SIXIÈME PARTIE - UNE POLITIQUE D'AIDE AU DÉVELOPPEMENT AU PILOTAGE ET À L'ÉVALUATION ENCORE INCERTAINE

Qu'il s'agisse de la tutelle de l'AFD, de l'équilibre entre l'aide multilatérale et l'aide bilatérale ou même d'une stratégie à l'égard d'un pays ou d'une zone géographique comme le Sahel, la politique d'aide au développement exige un pilotage politique fort.

Elle exige également un effort de transparence et de redevabilité des opérateurs vers le pouvoir politique et de l'ensemble des acteurs à l'égard de la représentation nationale. Cette politique a enfin besoin d'un effort d'évaluation de ces résultats.

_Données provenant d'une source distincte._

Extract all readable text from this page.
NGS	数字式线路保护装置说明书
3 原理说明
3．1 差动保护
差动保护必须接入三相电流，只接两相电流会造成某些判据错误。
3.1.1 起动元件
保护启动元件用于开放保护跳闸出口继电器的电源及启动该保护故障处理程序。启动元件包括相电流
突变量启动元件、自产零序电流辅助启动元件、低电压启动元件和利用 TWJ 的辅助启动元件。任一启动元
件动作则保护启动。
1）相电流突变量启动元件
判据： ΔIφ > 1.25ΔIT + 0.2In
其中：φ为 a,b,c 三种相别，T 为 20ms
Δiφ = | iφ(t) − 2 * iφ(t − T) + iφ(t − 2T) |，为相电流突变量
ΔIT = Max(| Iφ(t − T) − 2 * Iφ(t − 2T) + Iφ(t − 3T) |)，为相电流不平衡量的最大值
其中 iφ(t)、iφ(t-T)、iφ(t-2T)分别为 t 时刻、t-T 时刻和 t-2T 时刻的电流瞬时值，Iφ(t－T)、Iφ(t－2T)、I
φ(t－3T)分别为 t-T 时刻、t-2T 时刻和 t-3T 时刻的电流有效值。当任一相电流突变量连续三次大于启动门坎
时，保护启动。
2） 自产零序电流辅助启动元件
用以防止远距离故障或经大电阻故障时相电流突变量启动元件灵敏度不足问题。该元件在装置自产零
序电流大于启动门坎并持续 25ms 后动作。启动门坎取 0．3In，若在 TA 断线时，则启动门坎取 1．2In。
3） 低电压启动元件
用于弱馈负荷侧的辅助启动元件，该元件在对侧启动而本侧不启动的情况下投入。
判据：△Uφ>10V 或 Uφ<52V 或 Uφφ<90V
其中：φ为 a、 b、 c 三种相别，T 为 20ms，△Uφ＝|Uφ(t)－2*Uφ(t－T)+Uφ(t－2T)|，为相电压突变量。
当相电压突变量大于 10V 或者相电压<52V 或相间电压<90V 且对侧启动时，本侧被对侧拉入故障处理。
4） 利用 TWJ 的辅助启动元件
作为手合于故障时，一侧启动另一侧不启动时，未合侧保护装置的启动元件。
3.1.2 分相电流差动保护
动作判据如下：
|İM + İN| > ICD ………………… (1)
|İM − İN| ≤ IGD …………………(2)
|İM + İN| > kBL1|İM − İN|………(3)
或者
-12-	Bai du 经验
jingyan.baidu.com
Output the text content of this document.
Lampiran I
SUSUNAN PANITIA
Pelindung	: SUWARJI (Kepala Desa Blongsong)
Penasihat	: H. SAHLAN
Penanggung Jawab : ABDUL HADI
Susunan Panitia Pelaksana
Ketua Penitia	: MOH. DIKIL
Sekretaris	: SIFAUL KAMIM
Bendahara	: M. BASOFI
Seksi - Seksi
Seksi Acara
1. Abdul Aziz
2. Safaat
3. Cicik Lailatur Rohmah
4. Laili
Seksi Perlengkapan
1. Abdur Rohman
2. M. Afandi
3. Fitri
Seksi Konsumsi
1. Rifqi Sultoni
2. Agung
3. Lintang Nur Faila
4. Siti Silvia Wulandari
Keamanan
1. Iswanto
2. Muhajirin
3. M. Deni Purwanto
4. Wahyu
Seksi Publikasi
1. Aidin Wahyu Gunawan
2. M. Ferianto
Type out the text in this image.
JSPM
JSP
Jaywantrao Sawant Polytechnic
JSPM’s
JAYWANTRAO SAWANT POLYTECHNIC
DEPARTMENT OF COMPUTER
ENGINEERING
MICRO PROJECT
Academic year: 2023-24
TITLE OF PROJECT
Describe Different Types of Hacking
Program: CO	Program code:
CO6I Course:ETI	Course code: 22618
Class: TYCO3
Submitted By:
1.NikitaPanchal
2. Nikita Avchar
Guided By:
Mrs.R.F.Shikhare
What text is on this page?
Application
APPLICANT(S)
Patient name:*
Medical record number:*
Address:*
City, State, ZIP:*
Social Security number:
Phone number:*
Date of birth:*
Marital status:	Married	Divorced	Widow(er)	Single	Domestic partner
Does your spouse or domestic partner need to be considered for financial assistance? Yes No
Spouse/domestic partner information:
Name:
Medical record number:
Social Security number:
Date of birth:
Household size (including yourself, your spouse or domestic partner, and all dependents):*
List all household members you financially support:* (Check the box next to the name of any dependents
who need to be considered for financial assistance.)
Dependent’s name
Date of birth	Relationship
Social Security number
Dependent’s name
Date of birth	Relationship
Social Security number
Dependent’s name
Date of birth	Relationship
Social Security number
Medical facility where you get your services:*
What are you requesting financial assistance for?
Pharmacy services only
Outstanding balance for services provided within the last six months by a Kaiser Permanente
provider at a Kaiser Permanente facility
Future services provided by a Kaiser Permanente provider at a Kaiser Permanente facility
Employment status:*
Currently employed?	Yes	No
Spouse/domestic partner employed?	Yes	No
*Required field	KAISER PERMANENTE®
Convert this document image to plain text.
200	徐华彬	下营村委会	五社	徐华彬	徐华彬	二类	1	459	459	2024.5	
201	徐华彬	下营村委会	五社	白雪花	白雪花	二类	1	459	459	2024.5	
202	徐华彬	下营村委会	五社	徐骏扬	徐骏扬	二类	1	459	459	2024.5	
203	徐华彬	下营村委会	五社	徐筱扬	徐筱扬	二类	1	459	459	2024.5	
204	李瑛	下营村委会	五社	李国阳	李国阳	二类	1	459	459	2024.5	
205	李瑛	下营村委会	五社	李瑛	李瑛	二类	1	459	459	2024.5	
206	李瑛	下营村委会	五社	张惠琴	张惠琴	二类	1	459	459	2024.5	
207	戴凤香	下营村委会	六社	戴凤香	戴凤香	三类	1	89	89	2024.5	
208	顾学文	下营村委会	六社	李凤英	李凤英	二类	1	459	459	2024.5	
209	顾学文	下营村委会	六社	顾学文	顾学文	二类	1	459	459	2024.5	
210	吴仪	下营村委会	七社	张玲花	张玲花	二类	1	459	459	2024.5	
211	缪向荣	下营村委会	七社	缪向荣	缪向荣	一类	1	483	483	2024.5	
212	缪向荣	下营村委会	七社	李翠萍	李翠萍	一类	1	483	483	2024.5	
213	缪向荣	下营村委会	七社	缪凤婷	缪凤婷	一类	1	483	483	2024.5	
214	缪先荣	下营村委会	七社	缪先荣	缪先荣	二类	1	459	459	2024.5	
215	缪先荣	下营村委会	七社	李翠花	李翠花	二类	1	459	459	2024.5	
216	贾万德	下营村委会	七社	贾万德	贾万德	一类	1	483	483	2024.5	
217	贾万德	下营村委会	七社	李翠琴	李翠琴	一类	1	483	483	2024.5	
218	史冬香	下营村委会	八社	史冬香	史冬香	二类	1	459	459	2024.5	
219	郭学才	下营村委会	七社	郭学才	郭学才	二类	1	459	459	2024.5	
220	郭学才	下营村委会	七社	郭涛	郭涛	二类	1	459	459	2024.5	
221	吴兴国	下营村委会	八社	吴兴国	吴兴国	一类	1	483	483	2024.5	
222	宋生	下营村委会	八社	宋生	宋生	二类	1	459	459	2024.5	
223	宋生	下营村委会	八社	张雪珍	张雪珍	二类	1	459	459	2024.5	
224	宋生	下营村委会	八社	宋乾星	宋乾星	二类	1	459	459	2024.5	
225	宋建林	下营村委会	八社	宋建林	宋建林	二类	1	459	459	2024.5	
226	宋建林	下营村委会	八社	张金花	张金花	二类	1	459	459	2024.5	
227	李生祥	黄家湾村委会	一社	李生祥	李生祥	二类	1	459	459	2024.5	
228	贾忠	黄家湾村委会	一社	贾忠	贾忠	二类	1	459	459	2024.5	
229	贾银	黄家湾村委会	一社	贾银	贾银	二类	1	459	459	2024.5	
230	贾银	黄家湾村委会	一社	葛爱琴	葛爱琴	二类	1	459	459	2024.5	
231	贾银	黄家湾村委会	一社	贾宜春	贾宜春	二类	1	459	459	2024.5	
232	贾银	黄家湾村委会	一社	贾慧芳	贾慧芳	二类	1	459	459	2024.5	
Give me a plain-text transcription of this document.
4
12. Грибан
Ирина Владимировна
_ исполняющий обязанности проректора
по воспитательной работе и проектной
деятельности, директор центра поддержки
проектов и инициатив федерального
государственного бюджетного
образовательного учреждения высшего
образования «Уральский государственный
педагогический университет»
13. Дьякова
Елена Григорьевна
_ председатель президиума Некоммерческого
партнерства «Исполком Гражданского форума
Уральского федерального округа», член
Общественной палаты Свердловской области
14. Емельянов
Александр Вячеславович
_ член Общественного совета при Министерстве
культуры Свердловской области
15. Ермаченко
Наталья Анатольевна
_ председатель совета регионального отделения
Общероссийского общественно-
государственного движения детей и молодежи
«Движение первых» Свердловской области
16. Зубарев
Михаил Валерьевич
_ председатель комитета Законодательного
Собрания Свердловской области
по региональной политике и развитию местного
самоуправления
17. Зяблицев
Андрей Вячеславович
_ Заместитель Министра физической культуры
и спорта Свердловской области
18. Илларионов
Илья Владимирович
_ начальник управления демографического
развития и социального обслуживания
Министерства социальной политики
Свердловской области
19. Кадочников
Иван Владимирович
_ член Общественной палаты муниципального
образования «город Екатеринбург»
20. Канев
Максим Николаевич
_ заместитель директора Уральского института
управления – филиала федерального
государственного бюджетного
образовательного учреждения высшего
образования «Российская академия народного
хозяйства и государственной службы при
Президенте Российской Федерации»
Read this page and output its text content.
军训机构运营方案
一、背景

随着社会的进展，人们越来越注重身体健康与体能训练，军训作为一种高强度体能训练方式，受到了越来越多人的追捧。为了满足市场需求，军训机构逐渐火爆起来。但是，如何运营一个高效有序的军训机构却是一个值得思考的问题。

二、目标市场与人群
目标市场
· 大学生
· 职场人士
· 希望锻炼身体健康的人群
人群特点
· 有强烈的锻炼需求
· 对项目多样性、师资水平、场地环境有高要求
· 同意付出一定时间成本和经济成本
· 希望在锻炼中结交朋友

Dans une période de restrictions budgétaires, la politique d'aide au développement doit plus que jamais faire la preuve de son utilité en témoignant des résultats concrets obtenus sur le terrain.

Pilotage, transparence, évaluation : trois thèmes que vos rapporteurs ont souhaité aborder à l'issue de l'examen des crédits pour 2012.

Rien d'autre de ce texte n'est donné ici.